Academics have disclosed this week a security flaw impacting Linux, Android, macOS, and other Unix-based operating systems that allows an attacker to sniff, hijack, and tamper with VPN-tunneled connections.

The vulnerability -- tracked as CVE-2019-14899 -- resides in the networking stacks of multiple Unix-based operating systems, and more specifically, in how the operating systems reply to unexpected network packet probes.

According to the research team, attackers can use this vulnerability to probe devices and discover various details about the user's VPN connection status.

Attacks can be carried out from a malicious access point or router, or by an attacker present on the same network "to determine if another user is connected to a VPN, the virtual IP address they have been assigned by the VPN server, and whether or not there is an active connection to a given website."

Furthermore, the research team also claims they were also able to determine the exact packet sequence in certain VPN connections.

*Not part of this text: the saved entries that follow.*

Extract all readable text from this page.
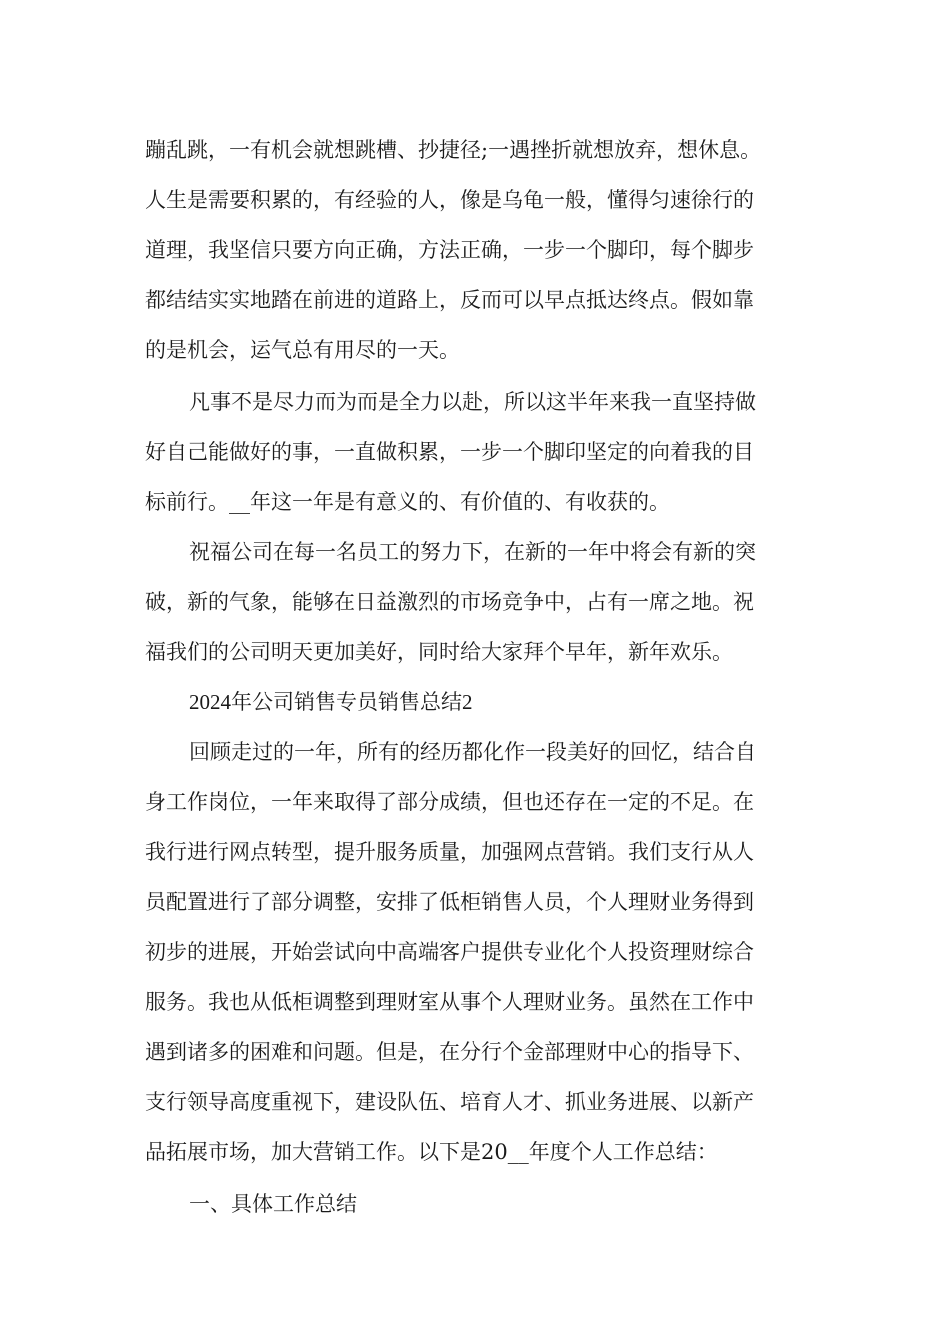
蹦乱跳，一有机会就想跳槽、抄捷径;一遇挫折就想放弃，想休息。
人生是需要积累的，有经验的人，像是乌龟一般，懂得匀速徐行的
道理，我坚信只要方向正确，方法正确，一步一个脚印，每个脚步
都结结实实地踏在前进的道路上，反而可以早点抵达终点。假如靠
的是机会，运气总有用尽的一天。
凡事不是尽力而为而是全力以赴，所以这半年来我一直坚持做
好自己能做好的事，一直做积累，一步一个脚印坚定的向着我的目
标前行。__年这一年是有意义的、有价值的、有收获的。
祝福公司在每一名员工的努力下，在新的一年中将会有新的突
破，新的气象，能够在日益激烈的市场竞争中，占有一席之地。祝
福我们的公司明天更加美好，同时给大家拜个早年，新年欢乐。
2024年公司销售专员销售总结2
回顾走过的一年，所有的经历都化作一段美好的回忆，结合自
身工作岗位，一年来取得了部分成绩，但也还存在一定的不足。在
我行进行网点转型，提升服务质量，加强网点营销。我们支行从人
员配置进行了部分调整，安排了低柜销售人员，个人理财业务得到
初步的进展，开始尝试向中高端客户提供专业化个人投资理财综合
服务。我也从低柜调整到理财室从事个人理财业务。虽然在工作中
遇到诸多的困难和问题。但是，在分行个金部理财中心的指导下、
支行领导高度重视下，建设队伍、培育人才、抓业务进展、以新产
品拓展市场，加大营销工作。以下是20__年度个人工作总结：
一、具体工作总结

"This allows us to inject data into the TCP stream and hijack connections," said William J. Tolley, one of the three members of the Breakpointing Bad research team at the University of New Mexico.

MULTIPLE OPERATING SYSTEMS IMPACTED

The team said they tested and successfully exploited the vulnerability on the following operating systems:
  • Ubuntu 19.10 (systemd)
  • Fedora (systemd)
  • Debian 10.2 (systemd)
  • Arch 2019.05 (systemd)
  • Manjaro 18.1.1 (systemd)
  • Devuan (sysV init)
  • MX Linux 19 (Mepis+antiX)
  • Void Linux (runit)
  • Slackware 14.2 (rc.d)
  • Deepin (rc.d)
  • FreeBSD (rc.d)
  • OpenBSD (rc.d)
Other Unix-based operating systems like Android and macOS are also impacted.

The research team said their attack worked against VPN technologies like OpenVPN, WireGuard, and IKEv2/IPSec, and possibly others, as "the VPN technology used does not seem to matter."